Mark tore his eyes away from the fire and said “got it, boss,” in a voice that didn’t sound at all convinced it was going to be that easy. I just nodded at Jerry, not trusting myself to speak. I hadn’t been staring at the fire.

I was staring at the Mutes.

Dozens of them. Maybe a hundred of them—it was hard to tell in the flickering firelight and all the rescue personnel running about. The Mutes seemed to ring the entire structure, probably in as close as they could get and still bear the heat. Each time there was a shriek from the flames the whole ring of them swayed, leaning in and out, the faces I could see twisting with obscene pleasure. Their grinning, bone-white faces were bathed in the rippling red firelight as they seemed almost to dance.

In my nightmares, it’s what Hell looks like.
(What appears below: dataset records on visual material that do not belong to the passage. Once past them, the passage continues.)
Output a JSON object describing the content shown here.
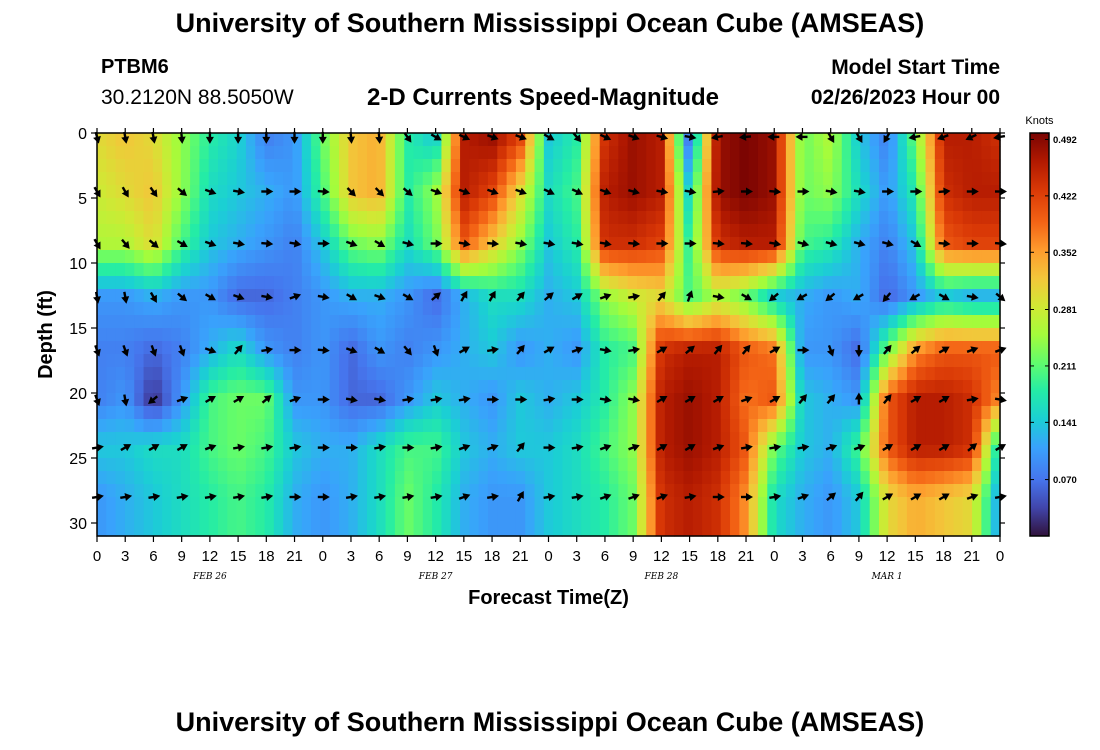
{
  "header": {
    "title": "University of Southern Mississippi Ocean Cube (AMSEAS)",
    "station_id": "PTBM6",
    "coordinates": "30.2120N  88.5050W",
    "subtitle": "2-D Currents Speed-Magnitude",
    "model_start_label": "Model Start Time",
    "model_start_value": "02/26/2023 Hour 00"
  },
  "footer": {
    "title": "University of Southern Mississippi Ocean Cube (AMSEAS)"
  },
  "chart_data": {
    "type": "heatmap",
    "title": "2-D Currents Speed-Magnitude",
    "xlabel": "Forecast Time(Z)",
    "ylabel": "Depth (ft)",
    "xlim": [
      0,
      96
    ],
    "ylim": [
      0,
      31
    ],
    "y_inverted": true,
    "x_tick_labels": [
      "0",
      "3",
      "6",
      "9",
      "12",
      "15",
      "18",
      "21",
      "0",
      "3",
      "6",
      "9",
      "12",
      "15",
      "18",
      "21",
      "0",
      "3",
      "6",
      "9",
      "12",
      "15",
      "18",
      "21",
      "0",
      "3",
      "6",
      "9",
      "12",
      "15",
      "18",
      "21",
      "0"
    ],
    "x_tick_hours": [
      0,
      3,
      6,
      9,
      12,
      15,
      18,
      21,
      24,
      27,
      30,
      33,
      36,
      39,
      42,
      45,
      48,
      51,
      54,
      57,
      60,
      63,
      66,
      69,
      72,
      75,
      78,
      81,
      84,
      87,
      90,
      93,
      96
    ],
    "y_ticks": [
      0,
      5,
      10,
      15,
      20,
      25,
      30
    ],
    "date_labels": [
      {
        "label": "FEB 26",
        "hour": 12
      },
      {
        "label": "FEB 27",
        "hour": 36
      },
      {
        "label": "FEB 28",
        "hour": 60
      },
      {
        "label": "MAR 1",
        "hour": 84
      }
    ],
    "colorbar": {
      "unit": "Knots",
      "tick_labels": [
        "0.492",
        "0.422",
        "0.352",
        "0.281",
        "0.211",
        "0.141",
        "0.070"
      ],
      "tick_values": [
        0.492,
        0.422,
        0.352,
        0.281,
        0.211,
        0.141,
        0.07
      ],
      "range": [
        0.0,
        0.5
      ]
    },
    "depth_levels": [
      0.3,
      4.5,
      8.5,
      12.6,
      16.7,
      20.5,
      24.2,
      28.0
    ],
    "speed_hours": [
      0,
      3,
      6,
      9,
      12,
      15,
      18,
      21,
      24,
      27,
      30,
      33,
      36,
      39,
      42,
      45,
      48,
      51,
      54,
      57,
      60,
      63,
      66,
      69,
      72,
      75,
      78,
      81,
      84,
      87,
      90,
      93,
      96
    ],
    "speed": [
      [
        0.3,
        0.32,
        0.3,
        0.24,
        0.18,
        0.15,
        0.08,
        0.1,
        0.22,
        0.32,
        0.34,
        0.18,
        0.14,
        0.46,
        0.48,
        0.42,
        0.14,
        0.18,
        0.44,
        0.48,
        0.46,
        0.06,
        0.48,
        0.5,
        0.48,
        0.22,
        0.26,
        0.14,
        0.08,
        0.22,
        0.46,
        0.46,
        0.44
      ],
      [
        0.28,
        0.3,
        0.32,
        0.24,
        0.16,
        0.14,
        0.12,
        0.1,
        0.2,
        0.32,
        0.34,
        0.18,
        0.24,
        0.46,
        0.42,
        0.3,
        0.16,
        0.2,
        0.46,
        0.48,
        0.46,
        0.14,
        0.48,
        0.5,
        0.48,
        0.22,
        0.24,
        0.16,
        0.1,
        0.18,
        0.44,
        0.46,
        0.46
      ],
      [
        0.26,
        0.26,
        0.3,
        0.2,
        0.14,
        0.12,
        0.1,
        0.08,
        0.14,
        0.22,
        0.24,
        0.16,
        0.22,
        0.4,
        0.32,
        0.24,
        0.14,
        0.18,
        0.44,
        0.44,
        0.42,
        0.18,
        0.44,
        0.46,
        0.46,
        0.2,
        0.18,
        0.12,
        0.08,
        0.14,
        0.4,
        0.42,
        0.42
      ],
      [
        0.1,
        0.1,
        0.12,
        0.1,
        0.1,
        0.06,
        0.06,
        0.08,
        0.1,
        0.12,
        0.12,
        0.1,
        0.06,
        0.12,
        0.16,
        0.16,
        0.12,
        0.14,
        0.24,
        0.28,
        0.3,
        0.2,
        0.26,
        0.22,
        0.14,
        0.12,
        0.1,
        0.12,
        0.06,
        0.1,
        0.14,
        0.12,
        0.12
      ],
      [
        0.08,
        0.08,
        0.06,
        0.08,
        0.12,
        0.16,
        0.1,
        0.08,
        0.1,
        0.06,
        0.1,
        0.08,
        0.1,
        0.12,
        0.14,
        0.1,
        0.12,
        0.1,
        0.18,
        0.2,
        0.44,
        0.46,
        0.46,
        0.4,
        0.38,
        0.1,
        0.1,
        0.06,
        0.22,
        0.36,
        0.4,
        0.4,
        0.4
      ],
      [
        0.08,
        0.1,
        0.02,
        0.1,
        0.2,
        0.22,
        0.22,
        0.1,
        0.1,
        0.06,
        0.06,
        0.1,
        0.14,
        0.12,
        0.1,
        0.14,
        0.12,
        0.14,
        0.18,
        0.24,
        0.46,
        0.48,
        0.46,
        0.38,
        0.4,
        0.14,
        0.12,
        0.1,
        0.4,
        0.46,
        0.46,
        0.44,
        0.36
      ],
      [
        0.14,
        0.14,
        0.16,
        0.16,
        0.2,
        0.22,
        0.2,
        0.14,
        0.12,
        0.12,
        0.16,
        0.2,
        0.2,
        0.14,
        0.12,
        0.14,
        0.14,
        0.16,
        0.2,
        0.24,
        0.46,
        0.48,
        0.46,
        0.4,
        0.22,
        0.14,
        0.12,
        0.2,
        0.4,
        0.46,
        0.46,
        0.44,
        0.14
      ],
      [
        0.1,
        0.12,
        0.14,
        0.16,
        0.18,
        0.2,
        0.18,
        0.12,
        0.1,
        0.12,
        0.16,
        0.22,
        0.18,
        0.12,
        0.1,
        0.1,
        0.14,
        0.16,
        0.18,
        0.22,
        0.44,
        0.46,
        0.44,
        0.36,
        0.16,
        0.12,
        0.1,
        0.14,
        0.3,
        0.34,
        0.32,
        0.3,
        0.1
      ]
    ],
    "arrow_hours": [
      0,
      3,
      6,
      9,
      12,
      15,
      18,
      21,
      24,
      27,
      30,
      33,
      36,
      39,
      42,
      45,
      48,
      51,
      54,
      57,
      60,
      63,
      66,
      69,
      72,
      75,
      78,
      81,
      84,
      87,
      90,
      93,
      96
    ],
    "arrow_depths": [
      0.3,
      4.5,
      8.5,
      12.6,
      16.7,
      20.5,
      24.2,
      28.0
    ],
    "arrow_direction_deg": [
      [
        165,
        170,
        170,
        175,
        180,
        180,
        180,
        180,
        180,
        175,
        175,
        145,
        120,
        115,
        110,
        110,
        120,
        140,
        115,
        110,
        105,
        100,
        260,
        265,
        270,
        270,
        150,
        150,
        210,
        260,
        250,
        245,
        260
      ],
      [
        150,
        150,
        145,
        130,
        110,
        100,
        90,
        90,
        95,
        135,
        135,
        130,
        110,
        110,
        110,
        110,
        115,
        115,
        110,
        105,
        100,
        100,
        85,
        90,
        95,
        90,
        100,
        100,
        90,
        90,
        85,
        90,
        90
      ],
      [
        150,
        140,
        130,
        120,
        110,
        100,
        95,
        100,
        90,
        110,
        120,
        105,
        90,
        100,
        95,
        100,
        100,
        100,
        100,
        95,
        90,
        90,
        95,
        95,
        100,
        105,
        105,
        105,
        105,
        120,
        95,
        90,
        95
      ],
      [
        170,
        170,
        150,
        130,
        120,
        110,
        100,
        70,
        100,
        120,
        110,
        120,
        50,
        30,
        30,
        40,
        50,
        60,
        70,
        80,
        40,
        20,
        100,
        120,
        230,
        240,
        230,
        240,
        220,
        240,
        120,
        100,
        130
      ],
      [
        160,
        160,
        160,
        160,
        110,
        40,
        80,
        90,
        95,
        110,
        120,
        140,
        160,
        60,
        80,
        40,
        60,
        70,
        100,
        80,
        60,
        50,
        40,
        40,
        60,
        90,
        160,
        180,
        40,
        50,
        60,
        70,
        70
      ],
      [
        160,
        170,
        230,
        70,
        60,
        60,
        50,
        70,
        90,
        100,
        100,
        80,
        80,
        80,
        90,
        90,
        80,
        90,
        100,
        100,
        60,
        60,
        60,
        70,
        60,
        40,
        40,
        0,
        40,
        60,
        60,
        80,
        100
      ],
      [
        80,
        60,
        60,
        60,
        70,
        80,
        80,
        80,
        90,
        90,
        80,
        90,
        80,
        70,
        70,
        40,
        90,
        80,
        70,
        70,
        60,
        60,
        70,
        80,
        80,
        80,
        70,
        70,
        60,
        60,
        60,
        50,
        60
      ],
      [
        80,
        80,
        80,
        80,
        80,
        80,
        80,
        90,
        90,
        80,
        80,
        80,
        80,
        70,
        80,
        30,
        80,
        80,
        70,
        70,
        70,
        80,
        90,
        90,
        80,
        70,
        50,
        40,
        60,
        60,
        60,
        70,
        80
      ]
    ]
  }
}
I picked my way through the milling people, looking for wounded to take care of. I heard “Hey, big guy! Little help here!” and saw one of the firemen trying to flag me down.

He was carrying a blanket-wrapped bundle in both arms, and it was moving. There were three Mutes trailing him, two male and one female, all grinning and nodding. I ignored them as best I could and pulled my kit around so I could get at it. He flipped the edge of the blanket back, and I saw her.

She was maybe six or seven. Hard to tell in the blankets, and she might have looked younger with her hair burned off like that.

This was bad.

All I could see was her head and face, but I barely kept from screaming. The left side of her face was untouched, and perfect. Tears of pain streamed from her left eye, round and staring, open wide enough that I could see the white all the way around, like a maddened horse. That side of her nose was straight and strong, leading the way down to her mouth, which was open as she panted, wheezing sounds coming from a throat made raw by smoke and heat.